The ECTA has the potential to double bilateral trade in goods and services to $45 billion in five years, industry chamber Confederation of Indian Industry (CII) says.

Announcing the deal early during the year, commerce minister Piyush Goyal said ECTA would give a big boost to several sectors of the economy, especially textiles, gems and jewellery and pharmaceuticals. The government estimates about 10 lakh jobs are estimated to be created in India as the result of the ECTA. It is also expected the agreement would open new opportunities for the service sector in India and would immensely benefit students by offering them an opportunity to work in Australia. Annual Australia will provide visas to 1,800 yoga teachers and chefs from India annually as part of the agreement.

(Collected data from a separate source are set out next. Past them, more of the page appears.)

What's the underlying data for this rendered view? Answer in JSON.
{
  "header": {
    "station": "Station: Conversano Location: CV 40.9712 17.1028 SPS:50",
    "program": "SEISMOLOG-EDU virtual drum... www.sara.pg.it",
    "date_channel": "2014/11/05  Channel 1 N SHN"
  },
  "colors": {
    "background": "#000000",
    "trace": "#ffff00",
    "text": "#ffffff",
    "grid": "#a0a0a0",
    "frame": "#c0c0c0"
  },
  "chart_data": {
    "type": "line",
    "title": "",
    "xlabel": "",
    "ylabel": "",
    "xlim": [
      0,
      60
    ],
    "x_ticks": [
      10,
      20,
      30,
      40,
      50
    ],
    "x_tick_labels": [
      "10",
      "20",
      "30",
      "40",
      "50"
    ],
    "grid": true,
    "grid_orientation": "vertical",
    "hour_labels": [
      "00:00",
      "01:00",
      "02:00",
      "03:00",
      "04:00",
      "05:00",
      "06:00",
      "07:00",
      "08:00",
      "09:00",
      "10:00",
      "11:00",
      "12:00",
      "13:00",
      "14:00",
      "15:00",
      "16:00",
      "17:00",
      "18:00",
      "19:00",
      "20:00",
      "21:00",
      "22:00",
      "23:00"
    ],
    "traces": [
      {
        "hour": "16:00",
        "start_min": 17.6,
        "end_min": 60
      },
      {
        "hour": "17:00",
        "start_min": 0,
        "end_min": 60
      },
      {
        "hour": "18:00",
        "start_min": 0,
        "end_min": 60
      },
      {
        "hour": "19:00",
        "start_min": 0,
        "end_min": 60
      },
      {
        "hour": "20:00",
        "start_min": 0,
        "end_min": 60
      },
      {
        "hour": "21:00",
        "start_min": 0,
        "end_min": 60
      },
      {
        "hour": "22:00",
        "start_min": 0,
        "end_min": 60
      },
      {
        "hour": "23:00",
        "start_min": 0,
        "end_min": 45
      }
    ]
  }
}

"Australia and India are increasingly working together as strategic and economic partners. India Australia ECTA is a ground-breaking agreement that will leverage the industry to capitalise the enormous untapped potential. The agreement is expected to boost investments, enhance market access, create additional job opportunities, and most importantly strengthen the bilateral ties of two important players in the Indo-Pacific region” by Sanjay Budhia, chairman, National committee on EXIM and managing director of Patton International Ltd.

ECTA mandates Australia to provide zero-duty access to India for 100% of its tariff lines (98.3% tariff lines from day one and the remaining 1.7% in a phased manner in 5 years). India, on the other hand, will provide zero-duty access to Australia for 70.3% of its tariff lines (40.3% tariff lines from day one and the remaining 30% in a phased manner). India has offered zero duty access on coal, alumina calcined, manganese ore, copper concentrates, bauxite, sheep meat, rock lobster, macadamia nuts, cherries, and wool.

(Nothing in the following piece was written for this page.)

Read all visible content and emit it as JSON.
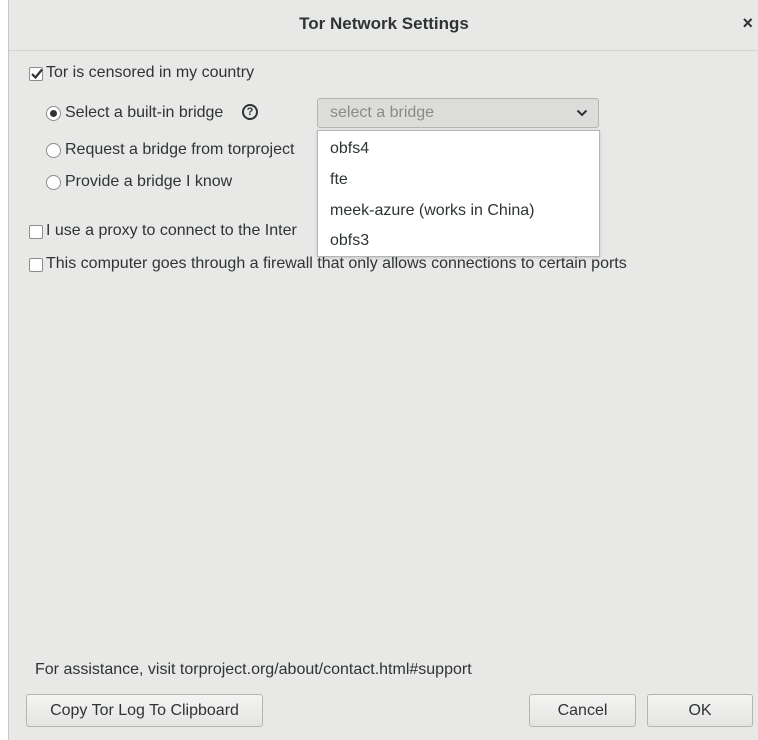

Another important announcement made by the Australian Parliament is the double tax avoidance agreement (DTAA) ratification, along with its trade deal with India. The DTAA may come into force on April 1, 2023, and is expected to eventually lead up to $ 1 billion in savings for Indian IT companies operating in Australia. The deal is expected to lead to $10 billion jump in India’s merchandise exports by 2026-27.